东北地区大豆单产空间分异特征及其影响因素分析

作为中国最重要的大豆主产区，东北地区的大豆生产成为解决大豆进出口产需问题的核心。明晰东北地区大豆单产空间分异特征及其影响因素，对于保卫“黑土粮仓”和夯实粮食安全“压舱石”具有重要意义。该研究基于谷歌地球引擎（Google Earth Engine，GEE）平台，采用多特征随机森林的分类方法，提取2022年大豆种植空间分布信息，结合多时相叶面积指数（leaf area index，LAI）数据与实测产量建立大豆估产模型，明晰区域大豆单产空间分异特征，运用地理探测器定量解析大豆单产空间分异特征的影响因素。结果表明：1）2022年东北地区大豆种植面积的总体提取精度达89.48%，Kappa系数为0.89，与统计数据之间的决定系数（R²）为0.92。大豆种植面积由北向南递减，大豆种植区主要分布于松嫩平原地区，重心位于绥化市。

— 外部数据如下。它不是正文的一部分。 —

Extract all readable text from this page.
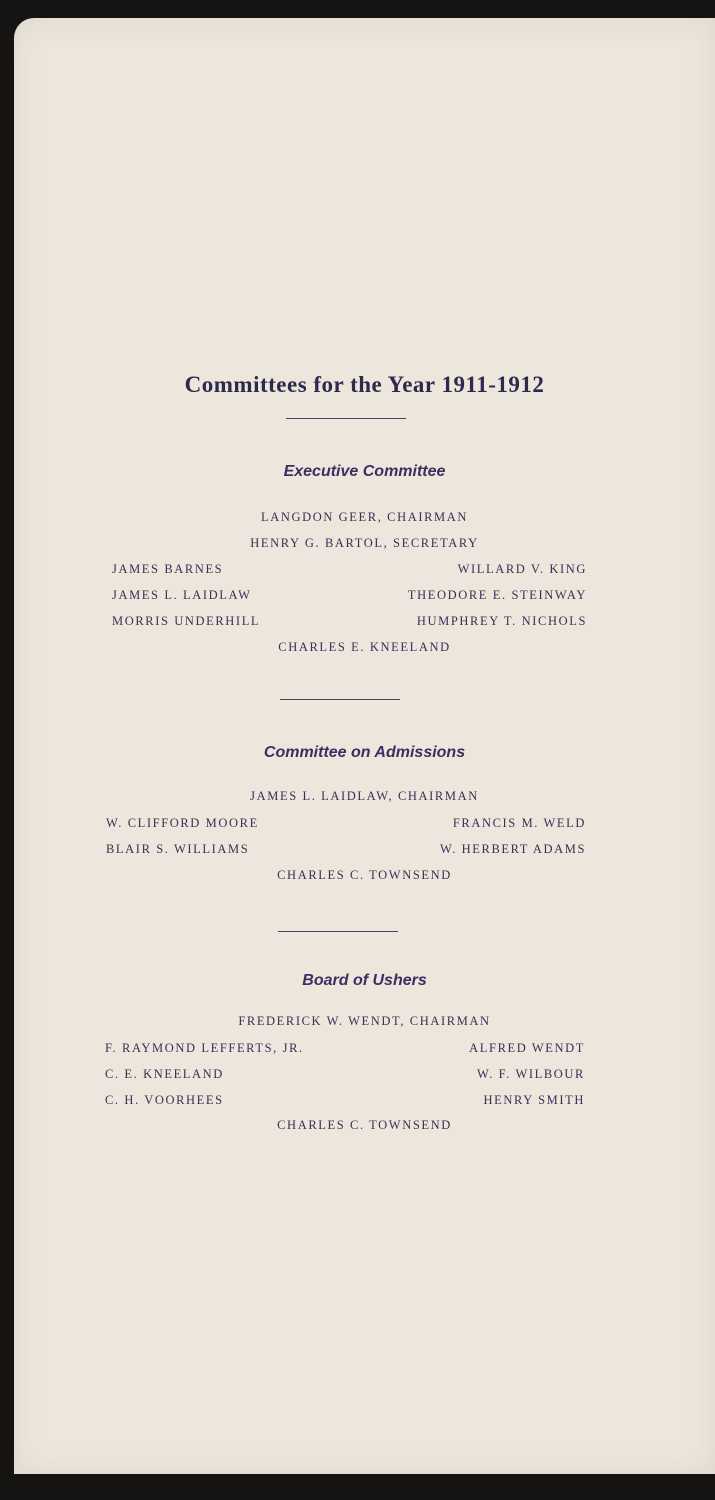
Committees for the Year 1911-1912
Executive Committee
LANGDON GEER, CHAIRMAN
HENRY G. BARTOL, SECRETARY
JAMES BARNES
JAMES L. LAIDLAW
MORRIS UNDERHILL
WILLARD V. KING
THEODORE E. STEINWAY
HUMPHREY T. NICHOLS
CHARLES E. KNEELAND
Committee on Admissions
JAMES L. LAIDLAW, CHAIRMAN
W. CLIFFORD MOORE
BLAIR S. WILLIAMS
FRANCIS M. WELD
W. HERBERT ADAMS
CHARLES C. TOWNSEND
Board of Ushers
FREDERICK W. WENDT, CHAIRMAN
F. RAYMOND LEFFERTS, JR.
C. E. KNEELAND
C. H. VOORHEES
ALFRED WENDT
W. F. WILBOUR
HENRY SMITH
CHARLES C. TOWNSEND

2）2022年东北地区大豆平均单产为2514.08 kg/hm²，与实测产量之间的R²为0.72。大豆单产空间分布集聚性显著，呈现出北高南低的分布特征。3）土壤类型、土壤pH值和大豆补贴是解释大豆单产空间分异特征最重要的3种单因子，q值分别为0.27、0.24和0.24。年均降雨∩年均积温、年均降雨∩大豆补贴以及土壤类型∩大豆补贴是解释大豆单产空间分异特征最重要的3对交互因子，q值分别为0.44、0.40和0.40。人为因素对大豆单产差异影响显著，大豆补贴、大豆粮价、农业灌溉面积、农业机械总动力、肥料价格和文盲率的最佳影响范围分别为4801～7500元/hm²、5601～5800元/t、13.6×10⁴～26.4×10⁴ hm²、252×10⁴～436×10⁴ kW、2500～2602元/t以及1.4%～1.8%。东北地区大豆单产在空间上呈现由北向南递减的趋势，具有显著的空间异质性。大豆单产空间分异受自然因素与人为因素的共同影响，自然因素起主导作用，人为因素起调控作用。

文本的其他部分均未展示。